How Language Models Conflate Logical Validity with Plausibility: A Representational Analysis of Content Effects
Leonardo Bertolazzi, Sandro Pezzelle, Raffaelle Bernardi
TL;DR
This paper advances an interpretability-based account for why content effects arise in LLM reasoning by showing that validity and plausibility are linearly encoded and highly aligned in internal representations. Through steering experiments across multiple models and prompting styles, the authors demonstrate that these two abstract concepts are not only controllable via single directions but also causally influence each other, explaining behaviorally observed biases. They further present a training-free debiasing intervention that disentangles validity from plausibility, reducing content effects and improving accuracy. The findings suggest that representational interventions can yield more logical, trustworthy reasoning in LLMs and open avenues for applying similar analyses to other cognitive biases.
Abstract
Both humans and large language models (LLMs) exhibit content effects: biases in which the plausibility of the semantic content of a reasoning problem influences judgments regarding its logical validity. While this phenomenon in humans is best explained by the dual-process theory of reasoning, the mechanisms behind content effects in LLMs remain unclear.
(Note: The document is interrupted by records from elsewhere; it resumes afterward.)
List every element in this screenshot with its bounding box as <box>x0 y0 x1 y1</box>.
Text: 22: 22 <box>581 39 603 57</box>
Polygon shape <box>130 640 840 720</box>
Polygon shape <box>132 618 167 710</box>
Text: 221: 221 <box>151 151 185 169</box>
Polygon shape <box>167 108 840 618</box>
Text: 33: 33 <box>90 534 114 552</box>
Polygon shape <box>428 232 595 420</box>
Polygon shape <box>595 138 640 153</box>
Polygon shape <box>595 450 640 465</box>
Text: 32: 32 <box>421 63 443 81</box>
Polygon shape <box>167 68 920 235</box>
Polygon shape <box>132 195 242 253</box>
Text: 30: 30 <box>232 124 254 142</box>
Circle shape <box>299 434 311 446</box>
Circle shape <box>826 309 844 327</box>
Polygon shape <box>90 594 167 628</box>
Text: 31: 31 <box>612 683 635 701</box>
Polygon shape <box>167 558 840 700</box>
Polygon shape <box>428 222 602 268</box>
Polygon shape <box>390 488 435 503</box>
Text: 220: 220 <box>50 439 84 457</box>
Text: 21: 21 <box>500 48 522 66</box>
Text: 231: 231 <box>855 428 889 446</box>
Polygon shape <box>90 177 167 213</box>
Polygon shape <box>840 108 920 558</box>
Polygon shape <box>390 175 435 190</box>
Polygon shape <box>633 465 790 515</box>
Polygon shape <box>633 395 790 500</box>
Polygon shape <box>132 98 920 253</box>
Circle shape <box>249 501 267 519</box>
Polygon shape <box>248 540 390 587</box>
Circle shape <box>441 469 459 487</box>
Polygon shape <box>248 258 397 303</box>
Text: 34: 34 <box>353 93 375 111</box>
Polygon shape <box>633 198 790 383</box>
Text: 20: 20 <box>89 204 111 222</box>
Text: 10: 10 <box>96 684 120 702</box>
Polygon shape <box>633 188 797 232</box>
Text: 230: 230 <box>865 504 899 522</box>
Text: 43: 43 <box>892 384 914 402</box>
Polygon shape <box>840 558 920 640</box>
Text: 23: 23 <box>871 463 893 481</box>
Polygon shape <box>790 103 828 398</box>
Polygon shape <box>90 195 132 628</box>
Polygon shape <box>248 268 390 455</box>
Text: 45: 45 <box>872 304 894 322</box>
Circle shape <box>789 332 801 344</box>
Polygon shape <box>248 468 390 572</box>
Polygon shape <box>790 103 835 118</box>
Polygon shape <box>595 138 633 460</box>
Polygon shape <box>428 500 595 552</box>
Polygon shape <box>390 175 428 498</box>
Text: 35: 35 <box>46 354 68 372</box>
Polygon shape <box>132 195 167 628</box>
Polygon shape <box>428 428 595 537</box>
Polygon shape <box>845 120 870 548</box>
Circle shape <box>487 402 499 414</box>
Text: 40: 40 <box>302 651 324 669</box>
In this work, we address this issue by investigating how LLMs encode the concepts of validity and plausibility within their internal representations. We show that both concepts are linearly represented and strongly aligned in representational geometry, leading models to conflate plausibility with validity. Using steering vectors, we demonstrate that plausibility vectors can causally bias validity judgements, and vice versa, and that the degree of alignment between these two concepts predicts the magnitude of behavioral content effects across models. Finally, we construct debiasing vectors that disentangle these concepts, reducing content effects and improving reasoning accuracy. Our findings advance understanding of how abstract logical concepts are represented in LLMs and highlight representational interventions as a path toward more logical systems.